Across America
The past two weeks were a bad time for a financial columnist to be gone — or maybe they were a fine time. I've been warning about this collapse for years, not as a wish but as a concern. That our practices of deregulation, consolidation, hollowing out of the economy and building a vast Ponzi-scheme economy in its place would inevitably come crashing down.

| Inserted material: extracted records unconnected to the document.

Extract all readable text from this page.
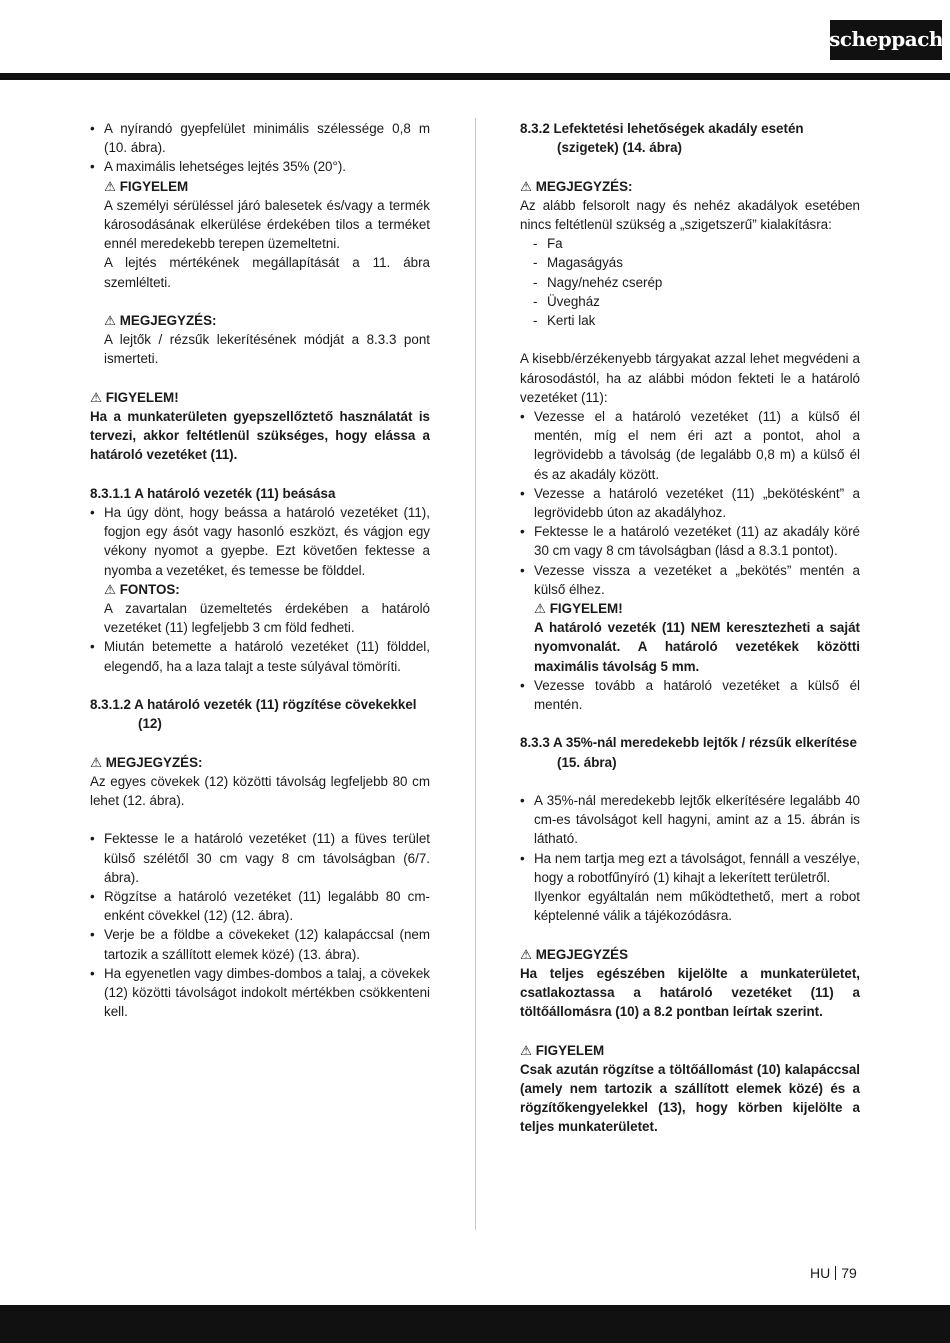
scheppach

• A nyírandó gyepfelület minimális szélessége 0,8 m (10. ábra).

• A maximális lehetséges lejtés 35% (20°).

⚠ FIGYELEM

A személyi sérüléssel járó balesetek és/vagy a termék károsodásának elkerülése érdekében tilos a terméket ennél meredekebb terepen üzemeltetni.

A lejtés mértékének megállapítását a 11. ábra szemlélteti.

⚠ MEGJEGYZÉS:

A lejtők / rézsűk lekerítésének módját a 8.3.3 pont ismerteti.

⚠ FIGYELEM!

Ha a munkaterületen gyepszellőztető használatát is tervezi, akkor feltétlenül szükséges, hogy elássa a határoló vezetéket (11).

8.3.1.1 A határoló vezeték (11) beásása

• Ha úgy dönt, hogy beássa a határoló vezetéket (11), fogjon egy ásót vagy hasonló eszközt, és vágjon egy vékony nyomot a gyepbe. Ezt követően fektesse a nyomba a vezetéket, és temesse be földdel.

⚠ FONTOS:

A zavartalan üzemeltetés érdekében a határoló vezetéket (11) legfeljebb 3 cm föld fedheti.

• Miután betemette a határoló vezetéket (11) földdel, elegendő, ha a laza talajt a teste súlyával tömöríti.

8.3.1.2 A határoló vezeték (11) rögzítése cövekekkel (12)

⚠ MEGJEGYZÉS:

Az egyes cövekek (12) közötti távolság legfeljebb 80 cm lehet (12. ábra).

• Fektesse le a határoló vezetéket (11) a füves terület külső szélétől 30 cm vagy 8 cm távolságban (6/7. ábra).

• Rögzítse a határoló vezetéket (11) legalább 80 cm-enként cövekkel (12) (12. ábra).

• Verje be a földbe a cövekeket (12) kalapáccsal (nem tartozik a szállított elemek közé) (13. ábra).

• Ha egyenetlen vagy dimbes-dombos a talaj, a cövekek (12) közötti távolságot indokolt mértékben csökkenteni kell.

8.3.2 Lefektetési lehetőségek akadály esetén (szigetek) (14. ábra)

⚠ MEGJEGYZÉS:

Az alább felsorolt nagy és nehéz akadályok esetében nincs feltétlenül szükség a „szigetszerű” kialakításra:

- Fa

- Magaságyás

- Nagy/nehéz cserép

- Üvegház

- Kerti lak

A kisebb/érzékenyebb tárgyakat azzal lehet megvédeni a károsodástól, ha az alábbi módon fekteti le a határoló vezetéket (11):

• Vezesse el a határoló vezetéket (11) a külső él mentén, míg el nem éri azt a pontot, ahol a legrövidebb a távolság (de legalább 0,8 m) a külső él és az akadály között.

• Vezesse a határoló vezetéket (11) „bekötésként” a legrövidebb úton az akadályhoz.

• Fektesse le a határoló vezetéket (11) az akadály köré 30 cm vagy 8 cm távolságban (lásd a 8.3.1 pontot).

• Vezesse vissza a vezetéket a „bekötés” mentén a külső élhez.

⚠ FIGYELEM!

A határoló vezeték (11) NEM keresztezheti a saját nyomvonalát. A határoló vezetékek közötti maximális távolság 5 mm.

• Vezesse tovább a határoló vezetéket a külső él mentén.

8.3.3 A 35%-nál meredekebb lejtők / rézsűk elkerítése (15. ábra)

• A 35%-nál meredekebb lejtők elkerítésére legalább 40 cm-es távolságot kell hagyni, amint az a 15. ábrán is látható.

• Ha nem tartja meg ezt a távolságot, fennáll a veszélye, hogy a robotfűnyíró (1) kihajt a lekerített területről.

Ilyenkor egyáltalán nem működtethető, mert a robot képtelenné válik a tájékozódásra.

⚠ MEGJEGYZÉS

Ha teljes egészében kijelölte a munkaterületet, csatlakoztassa a határoló vezetéket (11) a töltőállomásra (10) a 8.2 pontban leírtak szerint.

⚠ FIGYELEM

Csak azután rögzítse a töltőállomást (10) kalapáccsal (amely nem tartozik a szállított elemek közé) és a rögzítőkengyelekkel (13), hogy körben kijelölte a teljes munkaterületet.

HU 79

Gone was a train trip from Seattle to Baltimore, where the Bouchercon mystery writers' convention was honoring my editor, Barbara Peters, and publisher, Robert Rosenwald. Susan and I wanted to take Amtrak across this big land before Republican John Sidney McCain III was elected and followed through on his longtime obsession to shut down the national passenger rail system. In fact, Amtrak does a fine job, especially considering the years of underfunding it must fight against, and the fact that it is a mere tenant on the railroads it travels (outside of the Northeast Corridor). It's interesting, and heartbreaking, to consider what we might have if we had been investing in high-speed train networks instead of financial swindles over the past 20 years. Even now, the trains are packed and popular.

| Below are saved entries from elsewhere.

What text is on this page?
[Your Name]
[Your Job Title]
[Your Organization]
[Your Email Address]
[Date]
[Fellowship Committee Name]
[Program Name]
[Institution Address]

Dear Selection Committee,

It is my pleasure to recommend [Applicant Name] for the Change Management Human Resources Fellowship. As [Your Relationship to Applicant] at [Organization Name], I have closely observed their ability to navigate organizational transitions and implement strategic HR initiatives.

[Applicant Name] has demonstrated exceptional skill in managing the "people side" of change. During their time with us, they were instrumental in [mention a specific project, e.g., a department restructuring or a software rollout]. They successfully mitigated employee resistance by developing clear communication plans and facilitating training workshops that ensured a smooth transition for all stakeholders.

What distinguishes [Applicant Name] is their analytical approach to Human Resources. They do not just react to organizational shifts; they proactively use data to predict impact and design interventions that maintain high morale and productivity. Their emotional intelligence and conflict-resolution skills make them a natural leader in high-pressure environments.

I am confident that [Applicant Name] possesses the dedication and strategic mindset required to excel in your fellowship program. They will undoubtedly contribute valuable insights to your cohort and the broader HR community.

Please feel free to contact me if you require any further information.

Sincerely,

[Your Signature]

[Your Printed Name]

The train forces one out of the crazy rhythms of flying and driving. You see how vast and varied this nation remains, especially in the places left behind by the Interstate highway system. Barely a golden arch profanes the route of the Empire Builder across the northern tier. There are the rotting, bell-towered schoolhouses sitting forlornly on the depopulated Great Plains, the little farm towns, down on their luck for decades but hanging on, the mountaintops our forebears conquered with blood and tears to lay steel rails from coast-to-coast. Anxieties about stolen elections and falling Dow give way to the gentle swaying of the train.